A marcha diagnóstica tem início com a história clínica e exame físico, com o objetivo de identificar sinais/sintomas atribuíveis a hipogonadismo. A avaliação laboratorial inclui doseamentos de testosterona e gonadotrofinas (FSH e LH), observando-se habitualmente, nestes doentes, diminuição da testosterona e aumento das gonadotrofinas. Pode ser ainda solicitado espermograma que frequentemente demonstra azoospermia (ausência espermatozoides).

A confirmação diagnóstica é obtida através do cariótipo.

 

Abordagem / Tratamento

Nos homens com evidência de défice de testosterona, está indicada a sua reposição. As formulações injetáveis ou transdérmicas de testosterona são as atualmente disponíveis em Portugal. Esta reposição permite um aumento da massa muscular e da densidade mineral óssea, aumento da pilosidade corporal e timbre vocal mais grave, conferido uma aparência mais masculina a estes doentes. Associa-se ainda a uma melhoria da função cognitiva, com aumento do foco e atenção.

A identificação precoce da síndrome de Klinefelter permite uma intervenção terapêutica atempada, com o objetivo de prevenir algumas complicações associadas ao hipogonadismo.

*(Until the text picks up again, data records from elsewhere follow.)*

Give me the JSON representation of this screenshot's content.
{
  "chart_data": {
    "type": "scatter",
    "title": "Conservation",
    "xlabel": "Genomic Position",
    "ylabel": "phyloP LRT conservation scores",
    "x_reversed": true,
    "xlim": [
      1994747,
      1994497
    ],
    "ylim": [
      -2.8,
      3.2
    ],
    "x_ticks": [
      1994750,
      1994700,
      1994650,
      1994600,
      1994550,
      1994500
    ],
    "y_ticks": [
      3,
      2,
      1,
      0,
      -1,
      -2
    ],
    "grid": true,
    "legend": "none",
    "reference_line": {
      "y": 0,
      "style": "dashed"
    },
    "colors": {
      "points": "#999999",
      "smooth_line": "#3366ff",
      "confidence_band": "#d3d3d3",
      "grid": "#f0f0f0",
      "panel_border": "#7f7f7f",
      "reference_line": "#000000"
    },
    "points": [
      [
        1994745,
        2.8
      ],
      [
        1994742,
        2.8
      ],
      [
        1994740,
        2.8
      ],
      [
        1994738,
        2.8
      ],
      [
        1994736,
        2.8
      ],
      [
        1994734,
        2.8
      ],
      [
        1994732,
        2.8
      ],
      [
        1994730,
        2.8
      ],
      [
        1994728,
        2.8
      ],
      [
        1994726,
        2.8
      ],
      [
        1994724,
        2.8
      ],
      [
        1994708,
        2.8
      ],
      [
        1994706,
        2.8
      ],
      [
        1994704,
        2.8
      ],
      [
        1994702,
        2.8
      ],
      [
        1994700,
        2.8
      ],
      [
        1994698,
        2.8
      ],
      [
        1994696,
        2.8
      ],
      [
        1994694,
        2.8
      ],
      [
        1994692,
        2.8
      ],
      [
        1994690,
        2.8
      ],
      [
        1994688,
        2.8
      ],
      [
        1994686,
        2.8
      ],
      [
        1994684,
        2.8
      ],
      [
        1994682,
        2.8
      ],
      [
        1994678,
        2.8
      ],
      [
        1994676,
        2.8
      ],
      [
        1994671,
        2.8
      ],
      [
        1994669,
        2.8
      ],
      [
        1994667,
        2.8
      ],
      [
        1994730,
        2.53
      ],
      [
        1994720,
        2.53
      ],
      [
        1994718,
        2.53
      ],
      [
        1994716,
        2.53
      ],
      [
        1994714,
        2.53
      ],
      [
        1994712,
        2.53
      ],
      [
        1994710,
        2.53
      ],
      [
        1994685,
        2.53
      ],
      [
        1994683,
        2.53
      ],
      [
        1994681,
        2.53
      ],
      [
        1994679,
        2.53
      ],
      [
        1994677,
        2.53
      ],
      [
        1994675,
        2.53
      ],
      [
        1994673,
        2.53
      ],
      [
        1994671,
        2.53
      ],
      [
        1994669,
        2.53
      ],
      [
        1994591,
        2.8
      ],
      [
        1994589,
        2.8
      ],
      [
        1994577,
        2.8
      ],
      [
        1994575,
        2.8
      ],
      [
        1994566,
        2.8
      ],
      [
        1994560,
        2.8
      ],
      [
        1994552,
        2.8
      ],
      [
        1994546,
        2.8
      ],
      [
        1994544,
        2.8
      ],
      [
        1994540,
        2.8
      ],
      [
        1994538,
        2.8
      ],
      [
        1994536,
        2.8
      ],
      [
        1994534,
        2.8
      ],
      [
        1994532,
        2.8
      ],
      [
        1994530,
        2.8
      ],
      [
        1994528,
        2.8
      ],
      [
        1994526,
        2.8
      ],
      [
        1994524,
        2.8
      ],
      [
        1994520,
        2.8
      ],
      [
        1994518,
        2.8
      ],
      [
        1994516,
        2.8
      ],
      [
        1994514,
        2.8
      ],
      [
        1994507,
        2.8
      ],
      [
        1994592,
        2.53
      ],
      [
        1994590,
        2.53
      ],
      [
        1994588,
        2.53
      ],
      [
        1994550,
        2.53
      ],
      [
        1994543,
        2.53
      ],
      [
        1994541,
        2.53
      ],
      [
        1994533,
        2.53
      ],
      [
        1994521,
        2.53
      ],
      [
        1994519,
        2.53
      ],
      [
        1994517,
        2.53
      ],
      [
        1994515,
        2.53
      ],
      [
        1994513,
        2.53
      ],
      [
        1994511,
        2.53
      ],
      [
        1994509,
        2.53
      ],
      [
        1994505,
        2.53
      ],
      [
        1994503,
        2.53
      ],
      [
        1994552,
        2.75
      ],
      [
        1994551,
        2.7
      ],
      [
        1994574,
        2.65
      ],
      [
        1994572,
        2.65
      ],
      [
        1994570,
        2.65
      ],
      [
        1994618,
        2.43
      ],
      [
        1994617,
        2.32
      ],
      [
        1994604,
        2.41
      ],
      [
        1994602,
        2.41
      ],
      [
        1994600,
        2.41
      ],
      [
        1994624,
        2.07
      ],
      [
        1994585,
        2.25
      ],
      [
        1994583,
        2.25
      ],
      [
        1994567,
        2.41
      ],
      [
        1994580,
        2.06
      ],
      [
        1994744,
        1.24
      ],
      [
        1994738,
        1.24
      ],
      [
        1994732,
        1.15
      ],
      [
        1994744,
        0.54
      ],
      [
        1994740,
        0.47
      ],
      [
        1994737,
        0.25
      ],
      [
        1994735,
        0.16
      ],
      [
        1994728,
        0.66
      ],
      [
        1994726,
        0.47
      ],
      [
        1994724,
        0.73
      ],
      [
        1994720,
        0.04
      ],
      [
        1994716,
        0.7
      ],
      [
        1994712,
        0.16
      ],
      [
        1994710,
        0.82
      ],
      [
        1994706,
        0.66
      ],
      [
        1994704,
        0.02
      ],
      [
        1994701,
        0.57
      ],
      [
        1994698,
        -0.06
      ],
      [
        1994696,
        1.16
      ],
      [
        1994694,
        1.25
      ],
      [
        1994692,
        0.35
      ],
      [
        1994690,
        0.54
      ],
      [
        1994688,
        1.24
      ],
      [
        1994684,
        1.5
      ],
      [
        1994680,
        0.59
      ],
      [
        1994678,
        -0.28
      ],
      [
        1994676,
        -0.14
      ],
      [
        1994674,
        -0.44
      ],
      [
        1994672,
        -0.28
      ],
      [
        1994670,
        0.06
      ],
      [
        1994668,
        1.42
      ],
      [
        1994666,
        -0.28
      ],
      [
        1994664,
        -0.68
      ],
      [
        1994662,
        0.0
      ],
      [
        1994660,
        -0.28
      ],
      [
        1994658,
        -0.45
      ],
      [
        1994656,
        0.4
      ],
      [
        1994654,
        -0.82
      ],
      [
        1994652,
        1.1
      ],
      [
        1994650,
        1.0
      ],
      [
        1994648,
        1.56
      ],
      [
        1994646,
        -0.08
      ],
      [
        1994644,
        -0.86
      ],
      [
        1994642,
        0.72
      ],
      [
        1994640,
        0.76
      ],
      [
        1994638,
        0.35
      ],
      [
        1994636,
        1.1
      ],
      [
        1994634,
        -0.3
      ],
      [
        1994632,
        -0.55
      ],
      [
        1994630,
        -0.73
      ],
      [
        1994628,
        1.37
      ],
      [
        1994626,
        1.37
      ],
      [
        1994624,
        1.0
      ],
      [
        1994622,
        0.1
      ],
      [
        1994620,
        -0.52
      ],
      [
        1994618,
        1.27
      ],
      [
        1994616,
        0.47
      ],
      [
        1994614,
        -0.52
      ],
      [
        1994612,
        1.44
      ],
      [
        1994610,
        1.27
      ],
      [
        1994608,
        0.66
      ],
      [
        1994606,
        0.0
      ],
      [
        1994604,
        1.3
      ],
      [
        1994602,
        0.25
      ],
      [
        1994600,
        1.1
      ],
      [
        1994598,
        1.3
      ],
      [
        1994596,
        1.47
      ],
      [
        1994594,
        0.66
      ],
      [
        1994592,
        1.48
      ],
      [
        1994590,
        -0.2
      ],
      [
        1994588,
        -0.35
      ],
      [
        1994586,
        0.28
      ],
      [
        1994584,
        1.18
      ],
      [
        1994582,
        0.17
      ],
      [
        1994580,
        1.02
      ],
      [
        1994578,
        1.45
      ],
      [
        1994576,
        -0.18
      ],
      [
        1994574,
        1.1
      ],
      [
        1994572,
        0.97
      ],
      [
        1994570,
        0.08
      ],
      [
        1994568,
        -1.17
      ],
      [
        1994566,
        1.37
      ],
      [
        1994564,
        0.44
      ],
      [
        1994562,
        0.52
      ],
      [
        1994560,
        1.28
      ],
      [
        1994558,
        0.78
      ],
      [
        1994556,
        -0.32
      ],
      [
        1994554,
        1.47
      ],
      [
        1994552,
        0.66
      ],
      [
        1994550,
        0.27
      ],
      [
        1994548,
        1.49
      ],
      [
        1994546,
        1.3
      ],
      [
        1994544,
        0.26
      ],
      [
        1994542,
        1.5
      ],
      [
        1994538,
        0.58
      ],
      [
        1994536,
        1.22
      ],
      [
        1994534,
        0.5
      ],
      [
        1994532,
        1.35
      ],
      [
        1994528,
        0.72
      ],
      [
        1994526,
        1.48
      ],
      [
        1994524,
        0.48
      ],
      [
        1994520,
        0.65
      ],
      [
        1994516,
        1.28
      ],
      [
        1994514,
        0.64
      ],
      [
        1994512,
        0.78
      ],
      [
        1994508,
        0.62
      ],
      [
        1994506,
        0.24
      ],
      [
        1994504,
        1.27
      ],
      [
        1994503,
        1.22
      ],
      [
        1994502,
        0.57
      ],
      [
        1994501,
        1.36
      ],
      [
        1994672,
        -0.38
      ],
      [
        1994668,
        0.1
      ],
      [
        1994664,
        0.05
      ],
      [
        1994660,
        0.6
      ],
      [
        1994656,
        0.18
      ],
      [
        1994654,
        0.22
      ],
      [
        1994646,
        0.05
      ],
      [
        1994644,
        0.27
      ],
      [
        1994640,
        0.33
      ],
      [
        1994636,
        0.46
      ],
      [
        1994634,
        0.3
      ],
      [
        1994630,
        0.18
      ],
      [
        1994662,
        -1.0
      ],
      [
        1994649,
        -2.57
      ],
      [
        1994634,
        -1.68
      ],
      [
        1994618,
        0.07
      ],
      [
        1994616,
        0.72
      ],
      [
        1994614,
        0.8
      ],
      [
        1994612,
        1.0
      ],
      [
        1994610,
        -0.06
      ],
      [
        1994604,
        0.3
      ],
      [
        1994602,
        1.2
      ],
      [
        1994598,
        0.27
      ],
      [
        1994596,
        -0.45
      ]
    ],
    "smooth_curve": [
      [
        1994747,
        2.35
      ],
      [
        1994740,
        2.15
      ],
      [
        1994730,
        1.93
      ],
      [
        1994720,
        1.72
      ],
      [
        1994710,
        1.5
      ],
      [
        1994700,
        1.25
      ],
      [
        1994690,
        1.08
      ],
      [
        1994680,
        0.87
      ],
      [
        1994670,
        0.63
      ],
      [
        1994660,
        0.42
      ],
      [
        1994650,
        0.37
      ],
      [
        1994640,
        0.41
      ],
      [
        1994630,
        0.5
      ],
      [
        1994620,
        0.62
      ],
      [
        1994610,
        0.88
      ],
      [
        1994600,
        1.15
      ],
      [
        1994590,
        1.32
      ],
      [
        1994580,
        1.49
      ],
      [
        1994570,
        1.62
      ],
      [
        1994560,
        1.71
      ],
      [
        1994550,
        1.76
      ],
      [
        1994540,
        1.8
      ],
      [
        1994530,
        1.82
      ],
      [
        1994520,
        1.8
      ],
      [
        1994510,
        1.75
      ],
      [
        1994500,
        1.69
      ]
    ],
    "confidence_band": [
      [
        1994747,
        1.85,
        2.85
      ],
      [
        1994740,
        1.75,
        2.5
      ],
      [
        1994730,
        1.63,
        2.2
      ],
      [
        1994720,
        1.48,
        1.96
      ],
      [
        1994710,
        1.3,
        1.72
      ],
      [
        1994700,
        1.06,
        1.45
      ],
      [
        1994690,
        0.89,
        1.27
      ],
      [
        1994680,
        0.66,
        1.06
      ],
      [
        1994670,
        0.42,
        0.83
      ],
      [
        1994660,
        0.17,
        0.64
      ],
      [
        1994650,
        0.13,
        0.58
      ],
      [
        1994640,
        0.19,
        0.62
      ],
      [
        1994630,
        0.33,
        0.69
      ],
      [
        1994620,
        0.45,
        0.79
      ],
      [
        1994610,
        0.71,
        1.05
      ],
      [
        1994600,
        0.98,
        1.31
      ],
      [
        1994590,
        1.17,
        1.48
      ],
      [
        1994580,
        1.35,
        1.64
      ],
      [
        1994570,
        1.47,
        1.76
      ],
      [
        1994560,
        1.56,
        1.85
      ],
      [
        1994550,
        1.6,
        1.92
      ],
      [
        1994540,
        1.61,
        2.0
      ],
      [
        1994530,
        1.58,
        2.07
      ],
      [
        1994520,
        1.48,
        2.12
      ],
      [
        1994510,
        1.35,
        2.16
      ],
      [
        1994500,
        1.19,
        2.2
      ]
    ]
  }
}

O défice de testosterona está associado a um aumento da insulinorresistência com consequente diabetes mellitus tipo 2, dislipidémia, esteatose hepática, assim como doença vascular periférica e doença tromboembólica. A diminuição da densidade mineral óssea pode associar-se a osteopenia ou osteoporose.

Os doentes sob terapêutica de reposição com testosterona devem ser seguidos em consulta de Endocrinologia para monitorização de dose e possíveis efeitos secundários. Os efeitos laterais mais frequentes incluem aumento da oleosidade da pele, acne, rash cutâneo (associado a formas transdérmicas), flutuações do humor (mais frequentemente associado a formas transdérmicas), eritrocitose e aumento do PSA (antígeno prostático específico).

Embora a maioria dos doentes com síndrome de Klinefelter assuma o género masculino, alguns desenvolvem perturbações de identidade de género. Nestes, a terapêutica de reposição com testosterona poderá não estar indicada.

Outras complicações associadas à síndrome de Klinefelter, como a ginecomastia e a infertilidade, deverão ter uma abordagem dirigida, já que o tratamento de reposição com testosterona não tem qualquer eficácia nestas situações.